Out here, at the tail end of this leg of my religious journey, denominational differences have faded, church names have gotten creative, and the music has grown a steady beat. I’ve just left a rented event center packed to the brim with mostly young, good-looking college students. The music was played by five guys, each more adorable than the last, like an angelic boy band on the brink of fame.
The name of this congregation does not tie it to any kind of Christianity that came before. It’s christened for a sound and news too good not to share. I’ll call it “the Buzz.”
The cavernous auditorium was filled with studs, jocks, and even handsome hipsters; so many young women had clear complexions and long silky hair. A sprinkling of stylish middle-agers and mature high-schoolers rounded out the crowd.
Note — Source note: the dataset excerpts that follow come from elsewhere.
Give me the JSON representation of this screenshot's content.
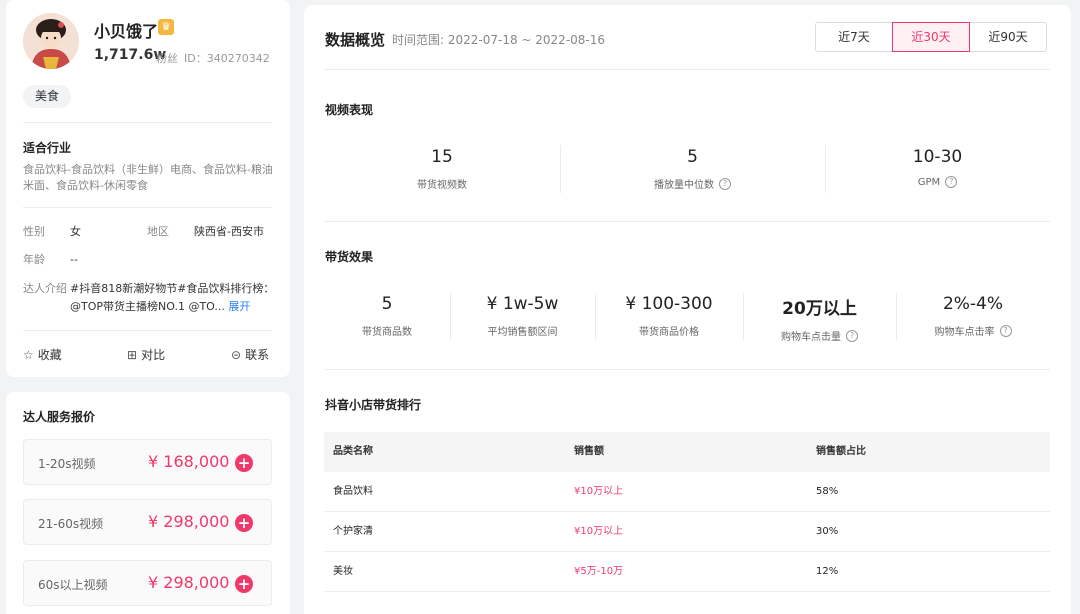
{
  "profile": {
    "name": "小贝饿了",
    "fans_count": "1,717.6w",
    "fans_label": "粉丝",
    "uid": "ID：340270342",
    "tag": "美食",
    "industry_title": "适合行业",
    "industry_text_1": "食品饮料-食品饮料（非生鲜）电商、食品饮料-粮油",
    "industry_text_2": "米面、食品饮料-休闲零食",
    "gender_label": "性别",
    "gender_value": "女",
    "region_label": "地区",
    "region_value": "陕西省-西安市",
    "age_label": "年龄",
    "age_value": "--",
    "intro_label": "达人介绍",
    "intro_text_1": "#抖音818新潮好物节#食品饮料排行榜：",
    "intro_text_2": "@TOP带货主播榜NO.1 @TO...",
    "intro_expand": "展开",
    "actions": {
      "favorite": "收藏",
      "compare": "对比",
      "contact": "联系"
    }
  },
  "pricing": {
    "title": "达人服务报价",
    "rows": [
      {
        "label": "1-20s视频",
        "price": "¥ 168,000"
      },
      {
        "label": "21-60s视频",
        "price": "¥ 298,000"
      },
      {
        "label": "60s以上视频",
        "price": "¥ 298,000"
      }
    ]
  },
  "overview": {
    "title": "数据概览",
    "range_text": "时间范围: 2022-07-18 ~ 2022-08-16",
    "ranges": [
      "近7天",
      "近30天",
      "近90天"
    ],
    "active_range": "近30天",
    "video": {
      "title": "视频表现",
      "metrics": [
        {
          "value": "15",
          "label": "带货视频数"
        },
        {
          "value": "5",
          "label": "播放量中位数"
        },
        {
          "value": "10-30",
          "label": "GPM"
        }
      ]
    },
    "sales": {
      "title": "带货效果",
      "metrics": [
        {
          "value": "5",
          "label": "带货商品数"
        },
        {
          "value": "¥ 1w-5w",
          "label": "平均销售额区间"
        },
        {
          "value": "¥ 100-300",
          "label": "带货商品价格"
        },
        {
          "value": "20万以上",
          "label": "购物车点击量"
        },
        {
          "value": "2%-4%",
          "label": "购物车点击率"
        }
      ]
    },
    "ranking": {
      "title": "抖音小店带货排行",
      "headers": [
        "品类名称",
        "销售额",
        "销售额占比"
      ],
      "rows": [
        [
          "食品饮料",
          "¥10万以上",
          "58%"
        ],
        [
          "个护家清",
          "¥10万以上",
          "30%"
        ],
        [
          "美妆",
          "¥5万-10万",
          "12%"
        ]
      ]
    }
  },
  "colors": {
    "accent": "#f0386b",
    "link": "#2a7df6",
    "vip": "#f5b740"
  }
}
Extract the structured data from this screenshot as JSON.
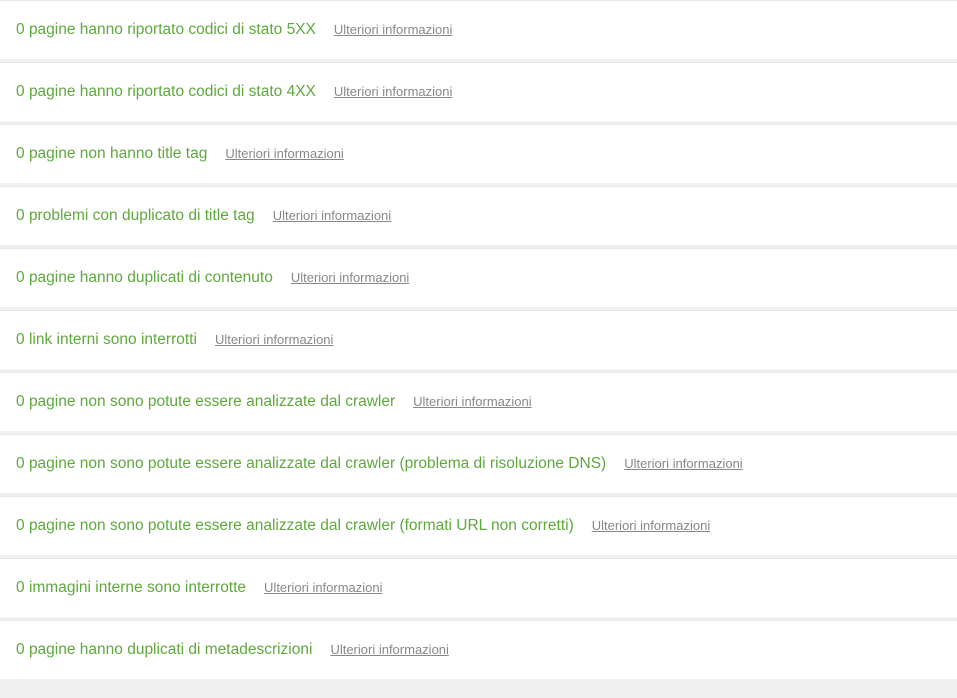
{
  "issues": [
    {
      "count": "0",
      "label": "pagine hanno riportato codici di stato 5XX",
      "more": "Ulteriori informazioni"
    },
    {
      "count": "0",
      "label": "pagine hanno riportato codici di stato 4XX",
      "more": "Ulteriori informazioni"
    },
    {
      "count": "0",
      "label": "pagine non hanno title tag",
      "more": "Ulteriori informazioni"
    },
    {
      "count": "0",
      "label": "problemi con duplicato di title tag",
      "more": "Ulteriori informazioni"
    },
    {
      "count": "0",
      "label": "pagine hanno duplicati di contenuto",
      "more": "Ulteriori informazioni"
    },
    {
      "count": "0",
      "label": "link interni sono interrotti",
      "more": "Ulteriori informazioni"
    },
    {
      "count": "0",
      "label": "pagine non sono potute essere analizzate dal crawler",
      "more": "Ulteriori informazioni"
    },
    {
      "count": "0",
      "label": "pagine non sono potute essere analizzate dal crawler (problema di risoluzione DNS)",
      "more": "Ulteriori informazioni"
    },
    {
      "count": "0",
      "label": "pagine non sono potute essere analizzate dal crawler (formati URL non corretti)",
      "more": "Ulteriori informazioni"
    },
    {
      "count": "0",
      "label": "immagini interne sono interrotte",
      "more": "Ulteriori informazioni"
    },
    {
      "count": "0",
      "label": "pagine hanno duplicati di metadescrizioni",
      "more": "Ulteriori informazioni"
    }
  ]
}
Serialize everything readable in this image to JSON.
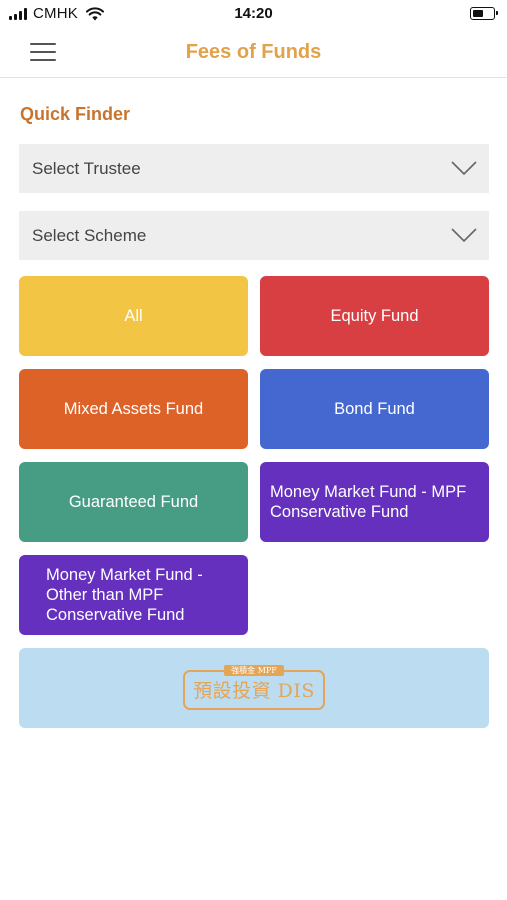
{
  "status_bar": {
    "carrier": "CMHK",
    "time": "14:20",
    "icons": [
      "signal-icon",
      "wifi-icon",
      "battery-icon"
    ]
  },
  "nav": {
    "menu_icon": "hamburger-menu-icon",
    "title": "Fees of Funds"
  },
  "quick_finder": {
    "title": "Quick Finder",
    "trustee_select": {
      "value": "Select Trustee",
      "icon": "chevron-down-icon"
    },
    "scheme_select": {
      "value": "Select Scheme",
      "icon": "chevron-down-icon"
    }
  },
  "fund_types": [
    {
      "label": "All",
      "color": "#f2c544"
    },
    {
      "label": "Equity Fund",
      "color": "#d73f42"
    },
    {
      "label": "Mixed Assets Fund",
      "color": "#dd6228"
    },
    {
      "label": "Bond Fund",
      "color": "#4468cf"
    },
    {
      "label": "Guaranteed Fund",
      "color": "#479d84"
    },
    {
      "label": "Money Market Fund - MPF Conservative Fund",
      "color": "#6430bd"
    },
    {
      "label": "Money Market Fund - Other than MPF Conservative Fund",
      "color": "#6430bd"
    }
  ],
  "dis_banner": {
    "top_text": "強積金 MPF",
    "main_text": "預設投資 DIS",
    "color": "#e4a556",
    "background": "#bcdcf2"
  },
  "colors": {
    "nav_title": "#e2a24a",
    "section_title": "#c8742e"
  }
}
These were the kind of worshippers who don’t believe in wearing business casual to honor the Lord so much as the right wash on their denims.
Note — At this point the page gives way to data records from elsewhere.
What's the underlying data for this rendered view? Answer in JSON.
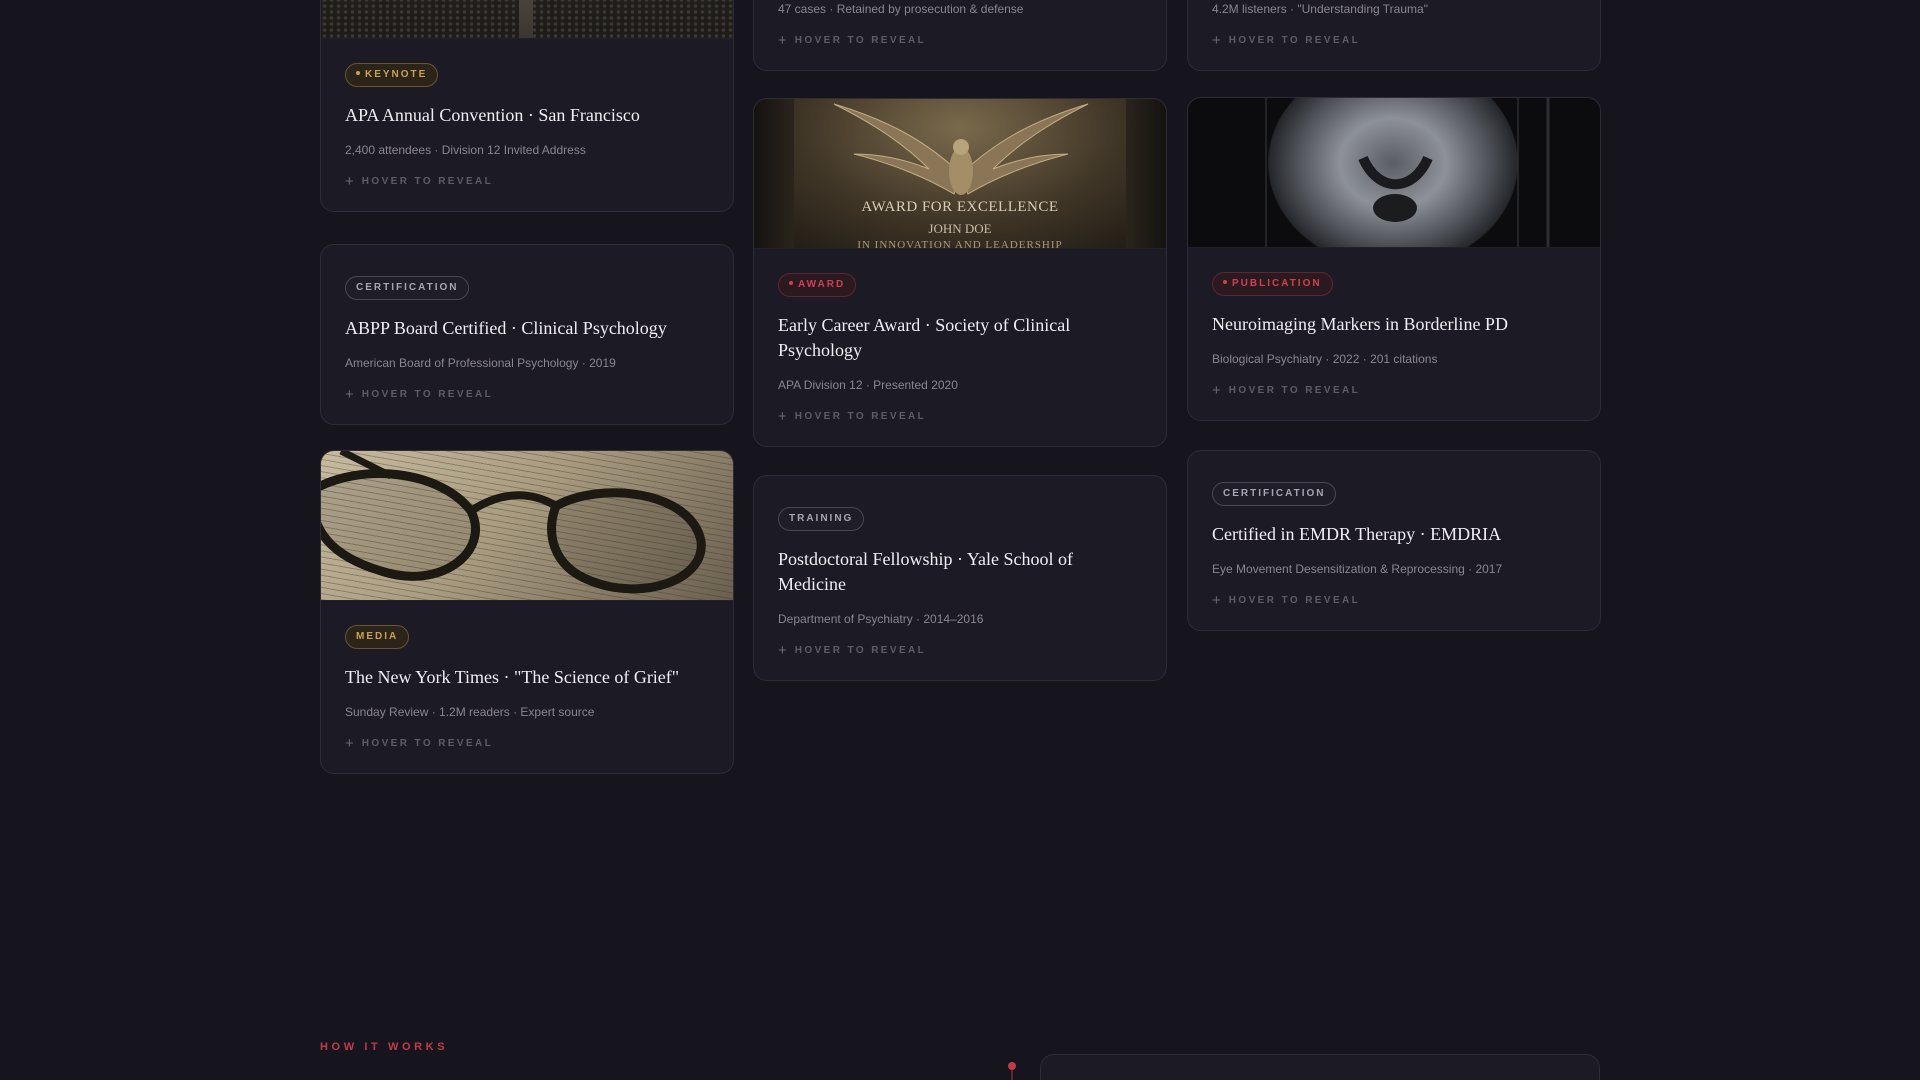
{
  "reveal_label": "HOVER TO REVEAL",
  "colors": {
    "background": "#16141d",
    "card": "#1c1a24",
    "accent_gold": "#c9a154",
    "accent_red": "#c23a4a"
  },
  "cards": {
    "apa": {
      "badge": "KEYNOTE",
      "title": "APA Annual Convention · San Francisco",
      "meta": "2,400 attendees · Division 12 Invited Address"
    },
    "forensic": {
      "meta": "47 cases · Retained by prosecution & defense"
    },
    "podcast": {
      "meta": "4.2M listeners · \"Understanding Trauma\""
    },
    "abpp": {
      "badge": "CERTIFICATION",
      "title": "ABPP Board Certified · Clinical Psychology",
      "meta": "American Board of Professional Psychology · 2019"
    },
    "award": {
      "image_text_1": "AWARD FOR EXCELLENCE",
      "image_text_2": "JOHN DOE",
      "image_text_3": "IN INNOVATION AND LEADERSHIP",
      "badge": "AWARD",
      "title": "Early Career Award · Society of Clinical Psychology",
      "meta": "APA Division 12 · Presented 2020"
    },
    "neuro": {
      "badge": "PUBLICATION",
      "title": "Neuroimaging Markers in Borderline PD",
      "meta": "Biological Psychiatry · 2022 · 201 citations"
    },
    "fellowship": {
      "badge": "TRAINING",
      "title": "Postdoctoral Fellowship · Yale School of Medicine",
      "meta": "Department of Psychiatry · 2014–2016"
    },
    "emdr": {
      "badge": "CERTIFICATION",
      "title": "Certified in EMDR Therapy · EMDRIA",
      "meta": "Eye Movement Desensitization & Reprocessing · 2017"
    },
    "nyt": {
      "badge": "MEDIA",
      "title": "The New York Times · \"The Science of Grief\"",
      "meta": "Sunday Review · 1.2M readers · Expert source"
    }
  },
  "how_it_works": {
    "label": "HOW IT WORKS"
  }
}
The lighting during the services was dim and moody; I felt like Jesus might appear on stage at any moment with a big digitally re-mastered halo around his head. I had the impression of Jesus as the ultimate celebrity: all the boys want to be like him and the girls want to date him.
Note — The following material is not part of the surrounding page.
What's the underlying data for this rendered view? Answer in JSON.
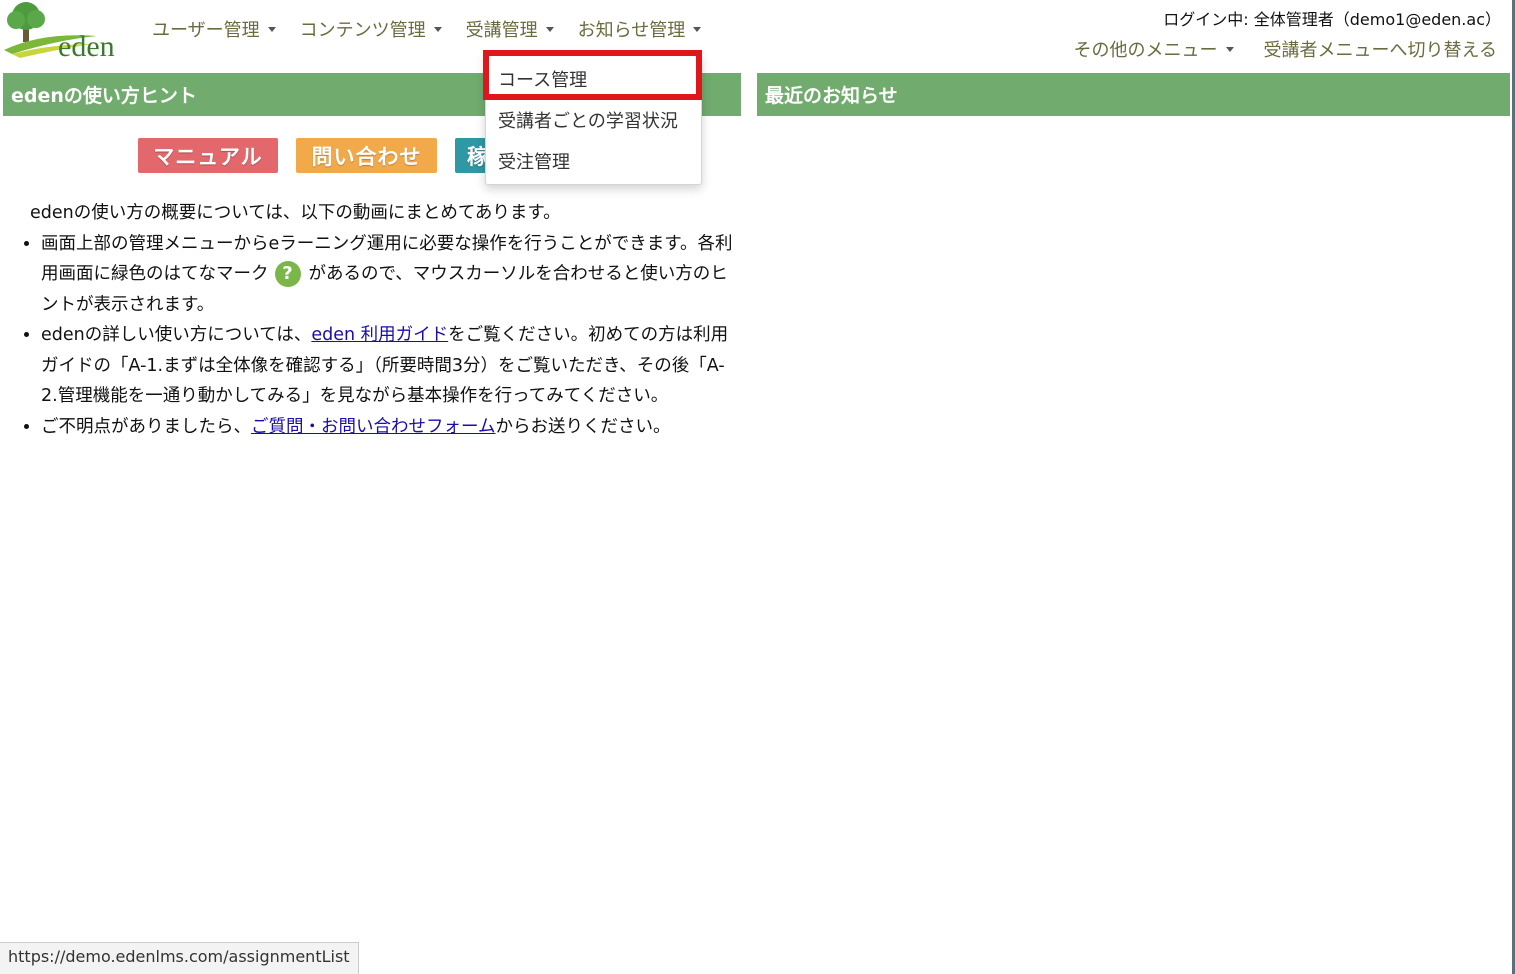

After attending the service, I find the website for the Buzz and click a link to send an email message to the head minister, Jackson, asking if he’ll meet me. Weeks later, I’m still thinking about the sermon he gave, which was not at all what I expected. With all those young people in expensive jeans as his audience, I imagined he’d talk about something generically positive like the power of love or manifesting abundance in your life. Instead he gave a detailed lecture about Nehemiah, a lesser known character in the Old Testament. I knew nothing about Nehemiah, whose claim to fame was rebuilding the destroyed walls of Jerusalem—hundreds of years before the birth of Jesus. Nehemiah had never even been to Jerusalem or seen the walls before he decides his life’s mission. He was an unlikely candidate for the job. He was working as one of the king’s servants miles away when he asks permission to go.
I also realize I have no idea what denomination the Buzz is, or if it even has one. No mention is made of it on the website or in any of the literature from my visit. I go back and scour the local newspaper’s Worship Directory, but the church’s name isn’t listed. I search the phonebook but don’t see it there either. It’s managed to fly completely under the radar. Its members must learn about it by word of mouth. Come to think of it, that’s how I first heard of it. A teenage daughter of a friend of mine said I should check it out.
Jackson agrees to meet me at a coffee shop a few weeks after the semester ends. The girls working behind the counter know him by name. Others in the café say hello. Suddenly I feel like I’m meeting a member of Jesus’s entourage. Maybe Jackson will be the next mega-preacher superstar like Joel Osteen. He certainly has the camera-ready looks: friendly blue eyes and a full head of sandy blonde hair with just a touch of grey starting at the temples. Maybe he’ll head up a popular mega-church like Saddleback in California, providing sermons to hundreds of thousands both in person and online. He’ll write a Jesus-centric bestseller like Rick Warren’s the Purpose Driven Life.
We sit in a pair of cushiony chairs facing each other. We are roughly the same age and his easy-going and open demeanor makes him feel familiar. I tell him a little about my background: that I’m a None whose been attending church for more than a year now. I have my notebook on my knees, ready to take notes, but he wants to hear from me first.